Con una remodelación reciente y alguna modesta inyección de recursos tras años de decadencia absoluta y olvido por parte de los gobiernos, el viejo palacio va tomando poco a poco la apariencia de un recinto cultural digno. Con esa amabilidad propia de caballero de otras épocas, mi amigo el historiador Gabriel Rivera, guardián del Archivo Histórico de Tijuana, me recibe en la puerta. El archivo desempeña un rol fundamental en la preparación de este libro y fueron muchas las tardes que pasé entre sus anaqueles revolviendo viejos periódicos que se deshacían en mis manos como se deshace la memoria de Tijuana en la mente de una sociedad adicta a anestesiar sus recuerdos. Gabriel me enseña orgulloso un sofisticado scanner alemán que han comprado con el apoyo del Congreso de la Unión, con el cual podrán digitalizar todo el archivo, aunque la tarea será de proporciones bíblicas. Frente a mí hay un ejemplar de El Heraldo de Tijuana de diciembre de 1944 cuya noticia bomba de primera plana, es una redada policial en un fumadero de opio regenteado por chinos en la calle Primera del centro tijuanense. De pronto olvido lo que estoy ahí investigando y me sumerjo en la lectura del Heraldo, el decano de los diarios tijuanenses, una reliquia periodística que Hank Rhon compró en los años 90 y acabó por quebrar en el 2000. Un quiebre sin ritual ni nostalgia, como quien cierra las puertas de una ferretería abierta hace seis meses por no tener las ventas esperadas. Lo de los fumaderos de opio es una de las tantas leyendas negras que sobre nuestra ciudad se han escrito, pero al ver aquella portada del Heraldo, caigo en la cuenta de que para mis colegas de los años 40 el asunto no era un cuento chino y de paso rompemos la idea de que las portadas de los periódicos del pasado no habían sido tomadas por el narcotráfico. Podría pasarme la tarde leyendo sobre garitos chinos y paraísos artificiales a lo Thomas de Quincey en la Tijuana de la Segunda Guerra Mundial, pero la tarde y la vida no van a alcanzarme. Me prometo que algún no muy lejano día escribiré algo –una novela, un cuento, un ensayo o un revoltijo de todo- sobre la historia de los fumaderos de opio en Baja California, pero por ahora vengo a buscar periódicos de finales de los años 80.

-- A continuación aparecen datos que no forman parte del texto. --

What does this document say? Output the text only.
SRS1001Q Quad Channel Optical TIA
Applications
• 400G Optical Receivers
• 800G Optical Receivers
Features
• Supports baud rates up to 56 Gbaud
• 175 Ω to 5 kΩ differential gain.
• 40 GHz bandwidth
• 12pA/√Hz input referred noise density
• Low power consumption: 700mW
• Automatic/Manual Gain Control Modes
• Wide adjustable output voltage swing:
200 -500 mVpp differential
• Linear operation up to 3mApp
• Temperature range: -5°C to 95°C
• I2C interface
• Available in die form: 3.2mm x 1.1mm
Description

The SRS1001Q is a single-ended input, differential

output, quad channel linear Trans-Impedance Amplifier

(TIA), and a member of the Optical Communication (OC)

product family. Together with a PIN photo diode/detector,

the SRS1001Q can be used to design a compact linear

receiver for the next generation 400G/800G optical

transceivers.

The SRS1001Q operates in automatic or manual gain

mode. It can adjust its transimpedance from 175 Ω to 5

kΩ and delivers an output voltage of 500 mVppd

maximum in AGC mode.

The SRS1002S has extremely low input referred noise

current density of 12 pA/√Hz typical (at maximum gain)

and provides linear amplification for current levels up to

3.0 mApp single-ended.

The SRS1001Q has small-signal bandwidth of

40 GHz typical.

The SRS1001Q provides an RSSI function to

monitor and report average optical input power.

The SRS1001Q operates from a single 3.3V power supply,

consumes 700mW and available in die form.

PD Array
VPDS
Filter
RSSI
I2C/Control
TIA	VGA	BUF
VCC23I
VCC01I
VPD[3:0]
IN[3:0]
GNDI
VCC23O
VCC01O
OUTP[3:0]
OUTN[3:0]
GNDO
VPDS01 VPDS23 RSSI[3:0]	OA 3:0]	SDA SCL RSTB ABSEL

Gabriel Rivera coloca sobre la mesa un envoltorio en papel color marrón donde yacen los ejemplares de Zeta de los meses de marzo y abril de 1988. Frente a mí el ejemplar que salió a la calle el viernes 22 de abril de 1988. La portada está desprendida y carcomida por los costados, pero las únicas palabras son perfectamente legibles.